2017-08-03 19:12:49,377 DEBUG [RS_OPEN_REGION-T-163:60020-0] regionserver.HRegion: Registered coprocessor service: region=SYSTEM.CATALOG,,1501758768631.b2d6448c35c7ab874e8c653d0a1391bc. service=AccessControlService
2017-08-03 19:12:49,377 INFO  [RS_OPEN_REGION-T-163:60020-0] access.AccessController: A minimum HFile version of 3 is required to persist cell ACLs. Consider setting hfile.format.version accordingly.
2017-08-03 19:12:49,378 INFO  [RS_OPEN_REGION-T-163:60020-0] coprocessor.CoprocessorHost: System coprocessor org.apache.hadoop.hbase.security.access.AccessController was loaded successfully with priority (536870912).
2017-08-03 19:12:49,378 DEBUG [RS_OPEN_REGION-T-163:60020-0] coprocessor.CoprocessorHost: Loading coprocessor class org.apache.phoenix.coprocessor.MetaDataEndpointImpl with path null and priority 805306366
2017-08-03 19:12:49,472 DEBUG [RS_OPEN_REGION-T-163:60020-0] regionserver.HRegion: Registered coprocessor service: region=SYSTEM.CATALOG,,1501758768631.b2d6448c35c7ab874e8c653d0a1391bc. service=MetaDataService

2.顺着log往下排查,发现报错,显示jar包找不到的问题,
ABORTING region server t-163,60020,1501754933827: The coprocessor org.apache.phoenix.coprocessor.UngroupedAggregateRegionObserver threw java.io.IOException: No jar path specified for org.apache.phoenix.coprocessor.UngroupedAggregateRegionObserver
java.io.IOException: No jar path specified for org.apache.phoenix.coprocessor.UngroupedAggregateRegionObserver

通过查看phoenix源码发现,该类在phoenix-core工程里,遂添加phoenix-core-4.7.1-HBase-1.2-cdh-SNAPSHOT.jar到hbase的lib下面。

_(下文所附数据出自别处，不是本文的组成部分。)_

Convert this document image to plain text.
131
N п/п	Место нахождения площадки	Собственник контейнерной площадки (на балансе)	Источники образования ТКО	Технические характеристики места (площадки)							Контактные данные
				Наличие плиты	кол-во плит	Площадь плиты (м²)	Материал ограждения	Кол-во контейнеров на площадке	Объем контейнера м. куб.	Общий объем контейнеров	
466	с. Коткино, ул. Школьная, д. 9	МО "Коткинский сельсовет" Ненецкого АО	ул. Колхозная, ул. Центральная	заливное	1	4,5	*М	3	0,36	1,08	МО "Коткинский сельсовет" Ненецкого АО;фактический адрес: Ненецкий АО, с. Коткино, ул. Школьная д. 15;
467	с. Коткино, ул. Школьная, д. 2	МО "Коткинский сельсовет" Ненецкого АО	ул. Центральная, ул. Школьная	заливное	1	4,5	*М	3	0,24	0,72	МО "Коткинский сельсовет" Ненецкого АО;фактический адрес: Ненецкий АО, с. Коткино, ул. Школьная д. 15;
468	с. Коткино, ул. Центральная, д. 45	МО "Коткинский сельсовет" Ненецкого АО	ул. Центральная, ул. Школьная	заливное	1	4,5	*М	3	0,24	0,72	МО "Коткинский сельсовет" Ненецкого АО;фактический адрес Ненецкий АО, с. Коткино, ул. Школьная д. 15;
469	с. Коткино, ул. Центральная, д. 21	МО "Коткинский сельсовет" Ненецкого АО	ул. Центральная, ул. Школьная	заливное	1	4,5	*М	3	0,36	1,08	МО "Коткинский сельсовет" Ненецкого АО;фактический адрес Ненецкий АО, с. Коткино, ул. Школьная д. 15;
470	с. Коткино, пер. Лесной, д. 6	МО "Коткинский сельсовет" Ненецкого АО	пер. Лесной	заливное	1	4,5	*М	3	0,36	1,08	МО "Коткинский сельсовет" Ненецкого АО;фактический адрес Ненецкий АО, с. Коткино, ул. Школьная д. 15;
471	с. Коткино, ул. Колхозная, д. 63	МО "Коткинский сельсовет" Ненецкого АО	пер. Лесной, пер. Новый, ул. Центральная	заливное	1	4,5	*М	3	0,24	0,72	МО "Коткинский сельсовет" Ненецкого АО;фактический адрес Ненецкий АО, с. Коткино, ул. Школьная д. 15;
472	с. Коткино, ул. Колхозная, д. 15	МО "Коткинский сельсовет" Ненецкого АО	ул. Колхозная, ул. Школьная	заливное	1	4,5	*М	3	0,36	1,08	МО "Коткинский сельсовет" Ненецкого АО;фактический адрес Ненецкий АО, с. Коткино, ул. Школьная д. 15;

2017-08-03 18:09:10,569 FATAL [RS_OPEN_REGION-T-163:60020-0] regionserver.HRegionServer: ABORTING region server t-163,60020,1501754933827: The coprocessor org.apache.phoenix.coprocessor.UngroupedAggregateRegionObserver threw java.io.IOException: No jar path specified for org.apache.phoenix.coprocessor.UngroupedAggregateRegionObserver
java.io.IOException: No jar path specified for org.apache.phoenix.coprocessor.UngroupedAggregateRegionObserver
        at org.apache.hadoop.hbase.coprocessor.CoprocessorHost.load(CoprocessorHost.java:190)
        at org.apache.hadoop.hbase.regionserver.RegionCoprocessorHost.loadTableCoprocessors(RegionCoprocessorHost.java:364)
        at org.apache.hadoop.hbase.regionserver.RegionCoprocessorHost.<init>(RegionCoprocessorHost.java:226)
        at org.apache.hadoop.hbase.regionserver.HRegion.<init>(HRegion.java:720)
        at org.apache.hadoop.hbase.regionserver.HRegion.<init>(HRegion.java:628)
        at sun.reflect.NativeConstructorAccessorImpl.newInstance0(Native Method)
        at sun.reflect.NativeConstructorAccessorImpl.newInstance(NativeConstructorAccessorImpl.java:62)
        at sun.reflect.DelegatingConstructorAccessorImpl.newInstance(DelegatingConstructorAccessorImpl.java:45)
        at java.lang.reflect.Constructor.newInstance(Constructor.java:423)
        at org.apache.hadoop.hbase.regionserver.HRegion.newHRegion(HRegion.java:6128)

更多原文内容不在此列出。